What about the other option - downgrading? I though buying a 10yr old+, $5k truck would get me out of my hole immediately, but I suppose I'd then have the worry of trading one, 120k mile truck that's solid for another 120k mile truck that's unknown. Think that's too much a gamble for the ~$3k I might "save"?


My '96 Neon's head gasket went AWOL about one month out of warranty. '90s Neons / Cirrus / etc were notorious for this, and man, I was pissed. There was a TSB on it, but no recall. The repair was $1800. So, I paid the bill, wrote a letter to Chrysler asking them to reimburse me, that I was a life-long Chrysler guy, and so on. They wrote the check.

I would have done the same with your Dodge... there's no harm in asking.
April 30th, 2014 at 5:05:31 PM permalink
boymimbo
Member since: Mar 25, 2013
Threads: 5
Posts: 732
My problem is that I am not exactly a mechanic. I know enough to research and figure out what my car problems are but I don't have the wherewithall to fix it. I used to do my own oil changes, but that's about as savvy as I would get with a car. And frankly, new cars are almost impossible to service beyond a fluid change out anyway.

And I agree with Mosca's words. I went 20+ years of driving without a new car, buying used, from friends, etc. In 2008, I decided that I wanted new and ended up with my Civic which I love. The same decision came up again in 2014, and the prospect of research and buying used frankly is more daunting to me than buying new, more so for my wife. We wanted more luxury because we drive alot of miles and our bodies are getting older. There isn't much in the way of prestige for me... I could finance myself into a Mercedes if I wanted to or a sportscar... it's a mix of practicality and luxury because we spend so much time driving.

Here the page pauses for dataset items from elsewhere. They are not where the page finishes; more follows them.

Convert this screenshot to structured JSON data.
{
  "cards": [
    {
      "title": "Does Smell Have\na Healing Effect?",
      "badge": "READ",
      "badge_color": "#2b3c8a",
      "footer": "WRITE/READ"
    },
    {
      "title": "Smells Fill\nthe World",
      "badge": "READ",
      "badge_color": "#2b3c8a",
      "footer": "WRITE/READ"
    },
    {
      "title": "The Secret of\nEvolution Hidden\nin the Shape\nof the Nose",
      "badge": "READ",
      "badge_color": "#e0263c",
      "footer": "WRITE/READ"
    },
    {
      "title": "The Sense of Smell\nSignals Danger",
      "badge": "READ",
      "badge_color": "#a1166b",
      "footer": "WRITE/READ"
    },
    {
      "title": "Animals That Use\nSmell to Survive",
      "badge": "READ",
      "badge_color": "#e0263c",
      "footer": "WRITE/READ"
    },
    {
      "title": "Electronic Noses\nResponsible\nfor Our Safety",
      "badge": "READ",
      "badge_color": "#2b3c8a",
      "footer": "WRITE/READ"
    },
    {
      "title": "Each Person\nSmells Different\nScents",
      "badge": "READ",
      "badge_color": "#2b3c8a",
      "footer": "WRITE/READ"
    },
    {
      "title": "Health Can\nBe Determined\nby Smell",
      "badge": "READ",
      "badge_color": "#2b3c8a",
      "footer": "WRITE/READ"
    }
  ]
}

We get that we lose thousands in value as soon as we walk off the lot, and that we are suckers for buying new. But look at it this way: someone has to buy new cars.
April 30th, 2014 at 8:07:37 PM permalink
Face
Member since: Oct 24, 2012
Threads: 61
Posts: 3941
Quote: boymimbo
My '96 Neon's head gasket went AWOL about one month out of warranty. '90s Neons / Cirrus / etc were notorious for this, and man, I was pissed. There was a TSB on it, but no recall. The repair was $1800. So, I paid the bill, wrote a letter to Chrysler asking them to reimburse me, that I was a life-long Chrysler guy, and so on. They wrote the check.

I would have done the same with your Dodge... there's no harm in asking.


I might should have, but I was stupid back then. I just wanted it to be over, and by day 7 I was already ready to kill someone. Imagine, then, how I felt at day 40 and after. I wasn't thinking properly at all, I just wanted the bad thing to stop. Ah well, live and learn.

But it has completely turned me of from Dodge, and I've been a MOPAR man, previously a MOPAR child, since birth. They had a future life long customer, as I loved my Ram. But never again.
Be bold and risk defeat, or be cautious and encourage it.
May 1st, 2014 at 2:51:19 AM permalink
AZDuffman
Member since: Oct 24, 2012
Threads: 135
Posts: 18204
Quote: Face


But it has completely turned me of from Dodge, and I've been a MOPAR man, previously a MOPAR child, since birth. They had a future life long customer, as I loved my Ram. But never again.


My 1988 LeBaron convertible did the same to me. MOPAR needs to be divided to pre and post-Iacocca eras. Post is just plain junk mechanically.
The President is a fink.
May 1st, 2014 at 4:11:08 AM permalink
boymimbo
Member since: Mar 25, 2013
Threads: 5
Posts: 732
I had an '86 Lebaron that was a POS. Lasted about 100K miles before it was undrivable. Of course, I was 26 at the time... could have been the driver.